Cherryland
Management

2018 Tax Return

Tax Cuts and Jobs Act of 2017 (aka TCJA)


For the first time since 1986, there are major changes to almost every nook and cranny of the federal income tax code.  For those of you keeping track, that's basically the length of my entire career. Most of the policies within this 1,101 page tome went into effect January 1, 2018. And, important to note, almost all expire in 2026 other than the effects on corporate income taxes, which were permanent.

Here are my key points of changes that effect the greatest number of individual taxpayers:

  • Elimination of dependent exemptions
  • Increase to standard deduction
  • Increase to child tax credit; increase in phaseout due to high income
  • Reduction of 15% tax bracket to 12%
  • Reduction of 25% tax bracket to 22%
  • Reduction of 28% tax bracket to 24%
  • Reduction of 22% tax bracket to 32%
  • Reduction of 39.6% tax bracket to 37%
  • Changes in amount of income that falls within these brackets (varies on impact being in our favor or not)
  • Itemized deductions for state and local taxes (aka "SALT") capped at $10,000
  • Elimination of itemized deductions in the "miscellaneous" category, formerly subject to 2%
  • Increase to exemption before alternative minimum taxes apply (so fewer people will pay this tax)

There are many other changes; we hope since it's an 1,100 page document!  Some of these changes effect estates & trust, corporations, nonprofits and others aren't related to income taxes at all (i.e. Arctic National Wildlife Refuge drilling).

For those of you who have been itemizing (if you're not sure, check page 2 of your 2017 1040, line 40, if this isn't the standard deduction amount for your filing status, then yes, you itemize), you may find for 2018 and beyond, you will NOT be.  If you're married, your former standard deduction was $12,700; 2018 is $24,000. If your itemized deductions were not more than $24,000, then it's unlikely you will itemize in the future.  Now, if it's important to you that you itemize as, for example, you have significant charitable donations, then you might consider changing your giving.  In 2018, you might consider making large enough donations that you are able to itemize, then in 2019 drop your donations to a more minimal level. Then in 2020, bulk up the donations again; repeat that cycle every other year.  

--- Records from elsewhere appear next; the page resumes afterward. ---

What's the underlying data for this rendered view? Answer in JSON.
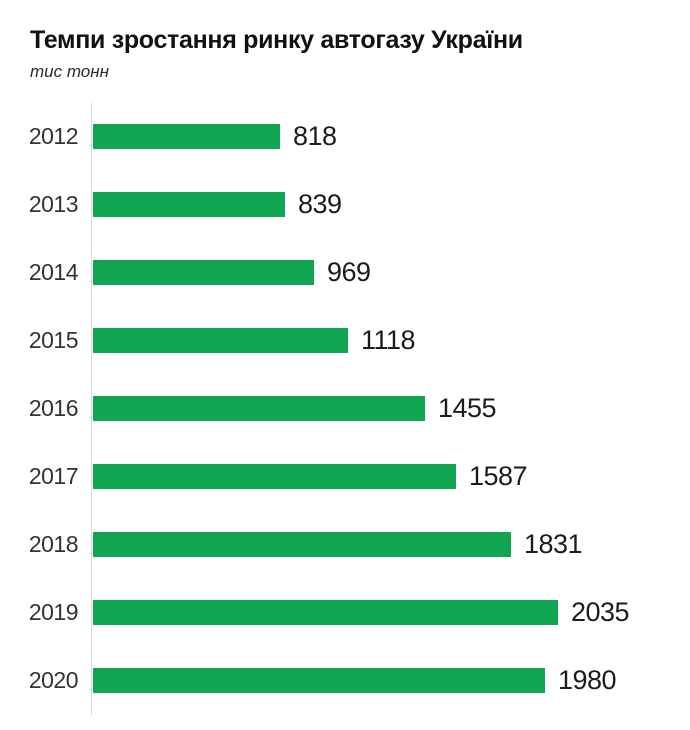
{
  "header": {
    "title": "Темпи зростання ринку автогазу України",
    "unit_label": "тис тонн"
  },
  "style": {
    "bar_color": "#10a551",
    "axis_color": "#d9d9d9",
    "title_color": "#111111",
    "label_color": "#333333",
    "value_color": "#1c1c1c"
  },
  "chart_data": {
    "type": "bar",
    "orientation": "horizontal",
    "title": "Темпи зростання ринку автогазу України",
    "unit": "тис тонн",
    "categories": [
      "2012",
      "2013",
      "2014",
      "2015",
      "2016",
      "2017",
      "2018",
      "2019",
      "2020"
    ],
    "values": [
      818,
      839,
      969,
      1118,
      1455,
      1587,
      1831,
      2035,
      1980
    ],
    "xlim": [
      0,
      2035
    ],
    "grid": false,
    "legend": false,
    "value_labels": "end-of-bar"
  }
}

If you're taking taxable withdrawals from your retirement AND make charitable donations, you will be more likely to get a positive tax effect by asking your retirement plan to direct the donation for you. This is referred to as a qualified charitable distribution or QCD. This would be relevant from an IRA or 401(k), but not a pension plan nor a Roth.  For some retired folk, they are taking require minimum distributions because they have to (aka RMD), but otherwise don't need the money. The QCD would be a fabulous idea for them!